Extracting the four colours that matter
The palette strip on the bottom of every exported board is the thing early users asked about most. Here’s roughly what’s happening under it.
The naive version
The obvious way to pick four dominant colours from a set of images is to resize each image to something small (say 64×64), count the most common RGB values, and pick the top four. This is what most “extract palette” scripts on GitHub do.

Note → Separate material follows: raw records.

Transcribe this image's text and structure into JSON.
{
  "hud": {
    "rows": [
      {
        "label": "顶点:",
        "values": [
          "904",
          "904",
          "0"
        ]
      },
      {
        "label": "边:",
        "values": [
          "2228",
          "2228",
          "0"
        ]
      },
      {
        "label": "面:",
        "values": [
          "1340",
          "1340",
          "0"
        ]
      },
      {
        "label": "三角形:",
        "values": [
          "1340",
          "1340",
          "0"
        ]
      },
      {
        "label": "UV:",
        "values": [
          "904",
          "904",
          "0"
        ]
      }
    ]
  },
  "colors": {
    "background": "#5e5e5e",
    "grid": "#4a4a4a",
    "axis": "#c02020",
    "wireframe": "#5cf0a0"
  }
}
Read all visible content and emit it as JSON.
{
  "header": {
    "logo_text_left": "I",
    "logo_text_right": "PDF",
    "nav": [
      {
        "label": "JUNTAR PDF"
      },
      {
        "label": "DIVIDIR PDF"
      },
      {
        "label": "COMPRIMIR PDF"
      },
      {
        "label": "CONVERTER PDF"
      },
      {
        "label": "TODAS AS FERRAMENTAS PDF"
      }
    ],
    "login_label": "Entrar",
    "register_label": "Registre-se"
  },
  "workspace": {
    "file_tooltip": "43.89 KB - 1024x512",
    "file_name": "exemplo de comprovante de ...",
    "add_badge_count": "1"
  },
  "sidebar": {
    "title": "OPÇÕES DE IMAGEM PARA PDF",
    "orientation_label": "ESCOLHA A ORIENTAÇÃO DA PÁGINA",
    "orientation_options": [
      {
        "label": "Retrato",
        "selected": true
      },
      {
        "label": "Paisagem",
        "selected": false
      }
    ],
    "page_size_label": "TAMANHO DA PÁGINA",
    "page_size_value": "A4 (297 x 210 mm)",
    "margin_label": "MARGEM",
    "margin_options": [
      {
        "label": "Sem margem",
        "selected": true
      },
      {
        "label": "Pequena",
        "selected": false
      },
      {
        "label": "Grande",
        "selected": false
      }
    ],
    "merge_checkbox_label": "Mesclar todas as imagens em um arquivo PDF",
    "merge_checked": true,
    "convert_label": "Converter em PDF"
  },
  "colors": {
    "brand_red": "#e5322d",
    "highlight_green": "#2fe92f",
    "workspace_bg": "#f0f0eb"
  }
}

It produces flat, lifeless palettes. The reason is that RGB is perceptually non-uniform — two RGB colours that are numerically close can look very different, and two that are numerically far can look near-identical. Clustering in RGB picks colours that make no intuitive sense when you see them next to each other.
OKLab
We convert every sampled pixel to OKLab before clustering. OKLab is designed for perceptual uniformity: distances in the space correspond roughly to how different the colours look. We run k-means with k=8 in OKLab, then project the eight centroids back to sRGB for display.
Which four do we keep
Showing all eight would clutter the strip. We pick four by a simple rule:
- One dark (lightness < 0.35)
- One light (lightness > 0.75)
- The two most-used mid-range colours, sorted for chroma contrast
Why desaturated defaults
If we simply pick the top four clusters we often get four saturated colours that don’t sit well together. So before rendering the strip we nudge chroma down by about 20% in OKLab. It looks more like a real brand palette and less like a screenshot of a colour wheel.
Overrides
Click any swatch and enter your own hex if you want. The extraction is a suggestion, not a constraint. We don’t even remember your override across boards — if that annoys you, let us know and we’ll add a saved palette feature.